Daire Hogan said: “The Co-Op’s rules oblige the Co-Op to accept, and each member to supply, all of the milk he/she has on the farm. If he fails to supply all his milk, he may be relegated to an A3 member. The existing rules don’t state that the Co-Op must pay the same rate per litre.”

Dairy farmer Jim Desmond likened the MSA to the situation in 2005/06 when the Co-Op deducted 2p per gallon from 23 suppliers who did not have a dairy cert. One farmer said that 1c per litre paid over the next ten years would raise €130m for the Co-Op, and said this could be done without any MSA contract.

The meeting’s chairman, Conor O’Leary, summarised several views on this subject by stating that it would be preferable for Dairygold to backtrack and to reword the document to better reflect members’ views.

A show of hands showed overwhelming approval for a suggestion to redraft the MSA. A statement issued by the Co-Op on Thursday (see below) made it clear that it does not plan to backtrack.

A separate show of hands indicated that around 40% of members will have to buy a significant number of shares to match their milk supply.
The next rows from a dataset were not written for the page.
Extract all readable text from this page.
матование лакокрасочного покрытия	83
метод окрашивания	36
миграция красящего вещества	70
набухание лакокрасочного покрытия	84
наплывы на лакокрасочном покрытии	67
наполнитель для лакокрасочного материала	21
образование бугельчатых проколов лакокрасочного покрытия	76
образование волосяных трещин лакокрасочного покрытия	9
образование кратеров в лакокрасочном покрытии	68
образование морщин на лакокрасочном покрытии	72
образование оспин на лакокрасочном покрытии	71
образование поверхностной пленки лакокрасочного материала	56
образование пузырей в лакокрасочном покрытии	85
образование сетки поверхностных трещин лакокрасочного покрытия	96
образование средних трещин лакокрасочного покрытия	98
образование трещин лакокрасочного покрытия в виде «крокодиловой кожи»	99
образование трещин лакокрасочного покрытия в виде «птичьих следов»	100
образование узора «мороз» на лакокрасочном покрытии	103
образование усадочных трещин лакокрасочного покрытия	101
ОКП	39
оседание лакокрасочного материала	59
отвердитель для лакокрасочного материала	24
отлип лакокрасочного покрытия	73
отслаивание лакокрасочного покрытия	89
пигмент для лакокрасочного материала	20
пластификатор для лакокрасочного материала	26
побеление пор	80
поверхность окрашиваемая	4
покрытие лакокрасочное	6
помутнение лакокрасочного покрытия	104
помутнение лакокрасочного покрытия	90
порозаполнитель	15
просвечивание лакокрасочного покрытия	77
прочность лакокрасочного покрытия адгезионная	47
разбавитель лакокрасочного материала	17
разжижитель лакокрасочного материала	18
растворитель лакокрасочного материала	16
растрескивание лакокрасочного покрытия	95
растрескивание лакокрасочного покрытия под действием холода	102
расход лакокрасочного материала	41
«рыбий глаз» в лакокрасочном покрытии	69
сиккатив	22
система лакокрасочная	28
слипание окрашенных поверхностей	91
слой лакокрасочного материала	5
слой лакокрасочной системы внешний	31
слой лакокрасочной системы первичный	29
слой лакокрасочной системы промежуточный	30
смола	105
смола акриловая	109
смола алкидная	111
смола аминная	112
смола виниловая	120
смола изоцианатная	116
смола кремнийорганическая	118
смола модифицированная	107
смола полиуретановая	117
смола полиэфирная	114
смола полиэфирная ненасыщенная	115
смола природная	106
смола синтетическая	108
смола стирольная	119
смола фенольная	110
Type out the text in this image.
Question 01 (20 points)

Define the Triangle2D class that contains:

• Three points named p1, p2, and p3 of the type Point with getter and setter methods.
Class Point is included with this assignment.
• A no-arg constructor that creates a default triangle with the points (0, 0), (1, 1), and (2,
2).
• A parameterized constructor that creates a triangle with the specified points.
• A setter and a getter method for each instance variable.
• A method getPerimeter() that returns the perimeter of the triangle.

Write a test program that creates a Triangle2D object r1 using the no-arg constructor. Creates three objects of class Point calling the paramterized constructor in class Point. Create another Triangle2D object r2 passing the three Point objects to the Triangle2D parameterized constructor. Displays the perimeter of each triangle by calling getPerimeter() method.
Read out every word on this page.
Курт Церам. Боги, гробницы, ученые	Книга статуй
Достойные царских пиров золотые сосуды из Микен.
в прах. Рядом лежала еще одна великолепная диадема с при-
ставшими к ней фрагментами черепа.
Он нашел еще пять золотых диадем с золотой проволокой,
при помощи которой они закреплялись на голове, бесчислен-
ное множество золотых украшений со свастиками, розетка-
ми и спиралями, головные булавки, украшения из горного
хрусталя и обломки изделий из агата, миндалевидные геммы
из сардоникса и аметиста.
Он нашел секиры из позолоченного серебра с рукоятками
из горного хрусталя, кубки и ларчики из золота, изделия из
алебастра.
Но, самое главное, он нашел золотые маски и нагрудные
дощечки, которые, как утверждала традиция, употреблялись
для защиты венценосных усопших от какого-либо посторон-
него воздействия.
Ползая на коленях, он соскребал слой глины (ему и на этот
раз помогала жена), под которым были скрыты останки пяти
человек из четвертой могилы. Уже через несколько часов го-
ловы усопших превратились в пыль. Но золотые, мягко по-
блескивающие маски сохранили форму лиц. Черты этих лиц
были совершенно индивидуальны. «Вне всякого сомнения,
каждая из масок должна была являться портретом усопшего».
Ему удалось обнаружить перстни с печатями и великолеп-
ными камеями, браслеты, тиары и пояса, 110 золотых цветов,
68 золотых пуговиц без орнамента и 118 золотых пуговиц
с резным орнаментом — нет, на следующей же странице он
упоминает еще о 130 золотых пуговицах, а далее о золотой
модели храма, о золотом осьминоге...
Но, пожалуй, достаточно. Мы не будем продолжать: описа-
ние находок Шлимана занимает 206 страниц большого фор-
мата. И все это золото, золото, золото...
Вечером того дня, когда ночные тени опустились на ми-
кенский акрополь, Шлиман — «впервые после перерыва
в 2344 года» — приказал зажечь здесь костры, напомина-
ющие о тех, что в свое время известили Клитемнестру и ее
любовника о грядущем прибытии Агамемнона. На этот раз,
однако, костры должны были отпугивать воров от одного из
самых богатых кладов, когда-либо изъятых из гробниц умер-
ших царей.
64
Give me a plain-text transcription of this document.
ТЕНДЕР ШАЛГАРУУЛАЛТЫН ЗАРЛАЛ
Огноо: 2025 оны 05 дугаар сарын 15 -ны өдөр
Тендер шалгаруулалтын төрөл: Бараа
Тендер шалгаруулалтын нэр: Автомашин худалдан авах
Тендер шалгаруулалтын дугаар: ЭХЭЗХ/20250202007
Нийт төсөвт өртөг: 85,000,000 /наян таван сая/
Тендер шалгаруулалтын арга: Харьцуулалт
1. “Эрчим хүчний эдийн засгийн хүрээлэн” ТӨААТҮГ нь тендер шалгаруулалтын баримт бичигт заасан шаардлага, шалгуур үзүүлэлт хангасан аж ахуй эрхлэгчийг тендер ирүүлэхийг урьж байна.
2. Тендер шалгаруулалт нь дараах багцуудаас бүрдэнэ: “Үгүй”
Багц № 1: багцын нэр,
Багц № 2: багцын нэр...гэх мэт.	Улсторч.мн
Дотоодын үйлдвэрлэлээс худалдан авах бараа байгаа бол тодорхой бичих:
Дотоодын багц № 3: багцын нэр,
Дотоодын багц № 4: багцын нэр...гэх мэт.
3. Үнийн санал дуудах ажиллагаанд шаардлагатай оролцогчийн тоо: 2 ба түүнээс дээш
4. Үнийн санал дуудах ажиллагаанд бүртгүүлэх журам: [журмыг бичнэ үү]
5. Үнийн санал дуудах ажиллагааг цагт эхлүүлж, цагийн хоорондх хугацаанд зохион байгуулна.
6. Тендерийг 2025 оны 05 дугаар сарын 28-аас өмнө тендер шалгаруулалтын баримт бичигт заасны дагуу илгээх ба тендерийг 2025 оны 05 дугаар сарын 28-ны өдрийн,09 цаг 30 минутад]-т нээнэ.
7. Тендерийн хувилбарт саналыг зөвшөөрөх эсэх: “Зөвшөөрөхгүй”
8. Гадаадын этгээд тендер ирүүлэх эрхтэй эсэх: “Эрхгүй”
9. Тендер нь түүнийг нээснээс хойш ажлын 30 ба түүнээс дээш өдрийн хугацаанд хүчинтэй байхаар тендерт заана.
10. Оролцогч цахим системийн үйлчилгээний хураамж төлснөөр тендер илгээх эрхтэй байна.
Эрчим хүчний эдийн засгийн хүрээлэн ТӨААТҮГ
Due to the very different situations in which each farmer finds him/herself, the bulk of the advice at the Mallow meeting, from all sides of the debate, reminded farmers that they needed to study their own situation before deciding on the MSA.

Immediately following the meeting, ICMSA deputy president Pat McCormack praised event chairman Conor O’Leary for the way he controlled what could have been an explosive meeting, and for ensuring all of the major issues were aired. While the local Cork ICMSA has voiced concerns about the MSA contract, Mr McCormack is hopeful some resolution can be found.

“If there is room for all concerned to close the gap between them, I’d urge them to do so,” Pat McCormack said.

“I’d urge members to get involved, and to learn all they can from the one-to-one meetings with Dairygold.

“Originally, there was supposed to be a 2cpl penalty, which was like a red rag to a bull. Through lobbying and discussion, that was replaced with a 0.3cpl bonus from March 31. We feel that should be paid out in any case, based on the hardship farmers endured in 2012.

“As we approach 2015, there will inevitably be change, and there will be a level of exclusivity of supply required. I am hopeful that the Co-Op ethos will win out for the benefit of all members of Dairygold.”